For investors, India’s Prime Minister Narendra Modi is emerging as the best manager of companies.

His government’s exchange traded fund of the top 10 state-owned firms has returned 31 percent in the past year, more than double the gains in the benchmark stock index, data compiled by Bloomberg show. Investors who missed buying the fund three years ago will get an opportunity on Wednesday as Modi seeks to raise 45 billion rupees ($660 million) selling new units.

The fund’s tilt toward energy shares has helped it deliver market-beating returns as an agreement by OPEC last year to cut output sparked the biggest oil rally since 2009. The performance may sustain as better-than-expected demand in China helps support a revival in commodity prices.
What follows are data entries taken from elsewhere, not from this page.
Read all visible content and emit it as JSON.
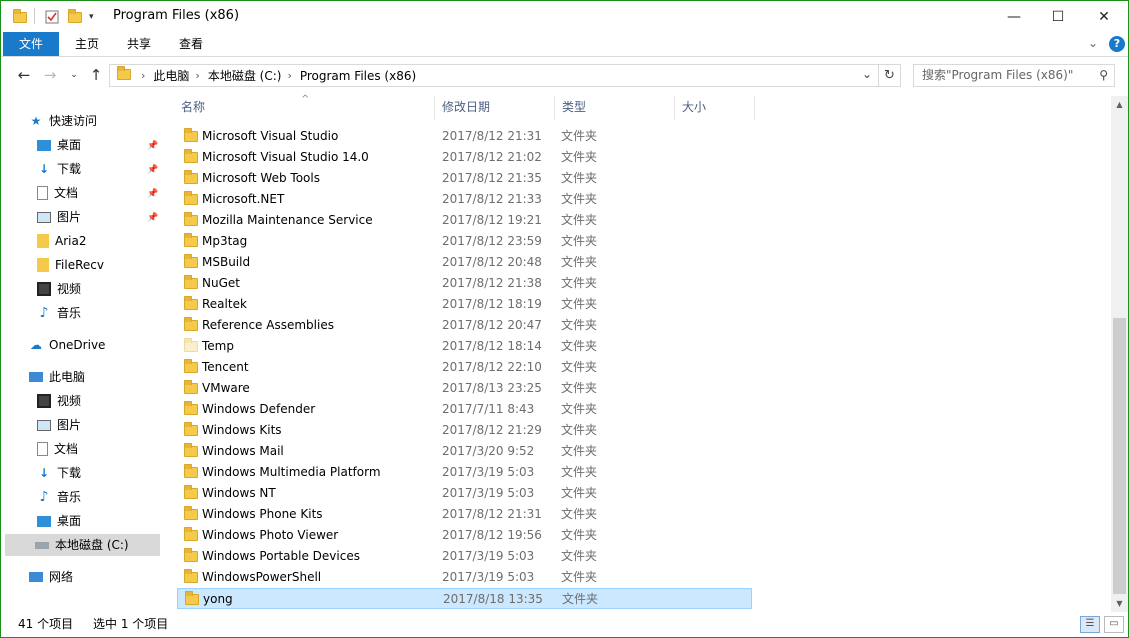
{
  "window": {
    "title": "Program Files (x86)",
    "controls": {
      "minimize": "—",
      "maximize": "☐",
      "close": "✕"
    }
  },
  "ribbon": {
    "tabs": [
      "文件",
      "主页",
      "共享",
      "查看"
    ],
    "expand": "⌄",
    "help": "?"
  },
  "address": {
    "crumbs": [
      "此电脑",
      "本地磁盘 (C:)",
      "Program Files (x86)"
    ],
    "search_placeholder": "搜索\"Program Files (x86)\""
  },
  "columns": {
    "name": "名称",
    "date": "修改日期",
    "type": "类型",
    "size": "大小"
  },
  "nav": {
    "quick_access": "快速访问",
    "quick_items": [
      "桌面",
      "下载",
      "文档",
      "图片",
      "Aria2",
      "FileRecv",
      "视频",
      "音乐"
    ],
    "onedrive": "OneDrive",
    "this_pc": "此电脑",
    "pc_items": [
      "视频",
      "图片",
      "文档",
      "下载",
      "音乐",
      "桌面",
      "本地磁盘 (C:)"
    ],
    "network": "网络"
  },
  "files": [
    {
      "name": "Microsoft Visual Studio",
      "date": "2017/8/12 21:31",
      "type": "文件夹"
    },
    {
      "name": "Microsoft Visual Studio 14.0",
      "date": "2017/8/12 21:02",
      "type": "文件夹"
    },
    {
      "name": "Microsoft Web Tools",
      "date": "2017/8/12 21:35",
      "type": "文件夹"
    },
    {
      "name": "Microsoft.NET",
      "date": "2017/8/12 21:33",
      "type": "文件夹"
    },
    {
      "name": "Mozilla Maintenance Service",
      "date": "2017/8/12 19:21",
      "type": "文件夹"
    },
    {
      "name": "Mp3tag",
      "date": "2017/8/12 23:59",
      "type": "文件夹"
    },
    {
      "name": "MSBuild",
      "date": "2017/8/12 20:48",
      "type": "文件夹"
    },
    {
      "name": "NuGet",
      "date": "2017/8/12 21:38",
      "type": "文件夹"
    },
    {
      "name": "Realtek",
      "date": "2017/8/12 18:19",
      "type": "文件夹"
    },
    {
      "name": "Reference Assemblies",
      "date": "2017/8/12 20:47",
      "type": "文件夹"
    },
    {
      "name": "Temp",
      "date": "2017/8/12 18:14",
      "type": "文件夹"
    },
    {
      "name": "Tencent",
      "date": "2017/8/12 22:10",
      "type": "文件夹"
    },
    {
      "name": "VMware",
      "date": "2017/8/13 23:25",
      "type": "文件夹"
    },
    {
      "name": "Windows Defender",
      "date": "2017/7/11 8:43",
      "type": "文件夹"
    },
    {
      "name": "Windows Kits",
      "date": "2017/8/12 21:29",
      "type": "文件夹"
    },
    {
      "name": "Windows Mail",
      "date": "2017/3/20 9:52",
      "type": "文件夹"
    },
    {
      "name": "Windows Multimedia Platform",
      "date": "2017/3/19 5:03",
      "type": "文件夹"
    },
    {
      "name": "Windows NT",
      "date": "2017/3/19 5:03",
      "type": "文件夹"
    },
    {
      "name": "Windows Phone Kits",
      "date": "2017/8/12 21:31",
      "type": "文件夹"
    },
    {
      "name": "Windows Photo Viewer",
      "date": "2017/8/12 19:56",
      "type": "文件夹"
    },
    {
      "name": "Windows Portable Devices",
      "date": "2017/3/19 5:03",
      "type": "文件夹"
    },
    {
      "name": "WindowsPowerShell",
      "date": "2017/3/19 5:03",
      "type": "文件夹"
    },
    {
      "name": "yong",
      "date": "2017/8/18 13:35",
      "type": "文件夹"
    }
  ],
  "status": {
    "count": "41 个项目",
    "selected": "选中 1 个项目"
  },
  "colors": {
    "accent": "#1979ca",
    "selection": "#cce8ff",
    "folder": "#f5c94a",
    "border": "#1a8f1a"
  }
}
An index of Indian oil stocks is up 3.5 percent since Jan. 1 after rising 27 percent last year, and metalmakers are having their best start to a year since 2012.

“The fund’s outlook looks strong on hopes of a continuing upsurge in commodity prices and Modi’s pro-growth policies to boost the public sector profitability,” said Manoj Nagpal, chief executive officer at Mumbai-based investor advisory firm Outlook Asia Capital Pvt. “The fund’s performance is expected to attract a lot of investors for the new tranche.”
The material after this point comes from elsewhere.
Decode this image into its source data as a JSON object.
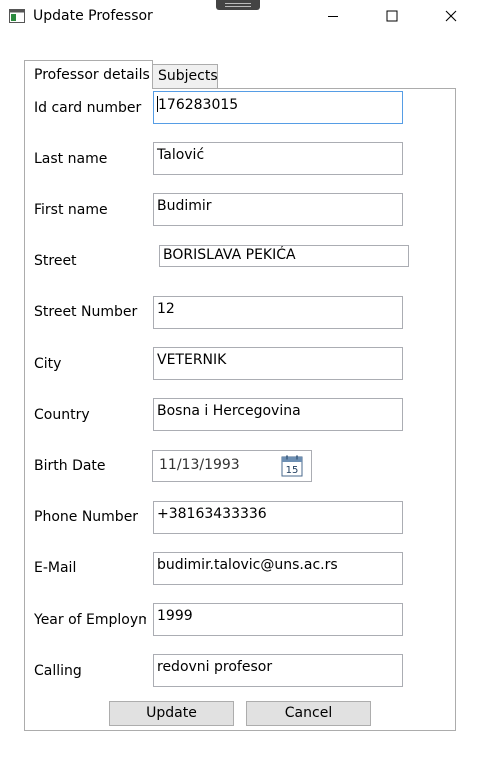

The Central Public Sector Enterprises ETF is part of the government’s asset-sale plan aimed at narrowing Asia’s widest fiscal deficit without reducing public spending that’s sustaining one of the world’s fastest growth rates. The administration, which would earlier focus only on selling stakes in companies, is considering options including dividend payouts and capital restructuring to raise revenue.

The government has garnered 235 billion rupees ($3.5 billion) via minority and strategic stake sales in the fiscal year ending March 31, against a target of 565 billion rupees. Only five times since 1998 has the nation met or beaten its disinvestment target, data show. The fundraising through the CPSE ETF would be the biggest this financial year if the fund raises as much as 60 billion rupees, including an over-allotment option of 15 billion, according to Sundeep Sikka, chief executive officer at Reliance Nippon Life Asset Management Co.


  • CPSE ETF was launched in March 2014 by Goldman Sachs Asset Management India. The fund garnered 43 billion rupees versus a 30-billion rupee target. Reliance Mutual Fund operates the fund after it bought Goldman’s local ETF business in 2015.
  • Oil & Natural Gas Corp., the nation’s largest explorer, had the highest weighting of 24 percent as of Dec. 31, followed by Coal India Ltd., the world’s largest miner of the fuel, at 20.5 percent: Bloomberg data.
  • Indian Oil Corp. is the fund’s third-biggest holding. The stock has more than doubled in the past two years along with its state-run peers after fuel subsidies were scrapped.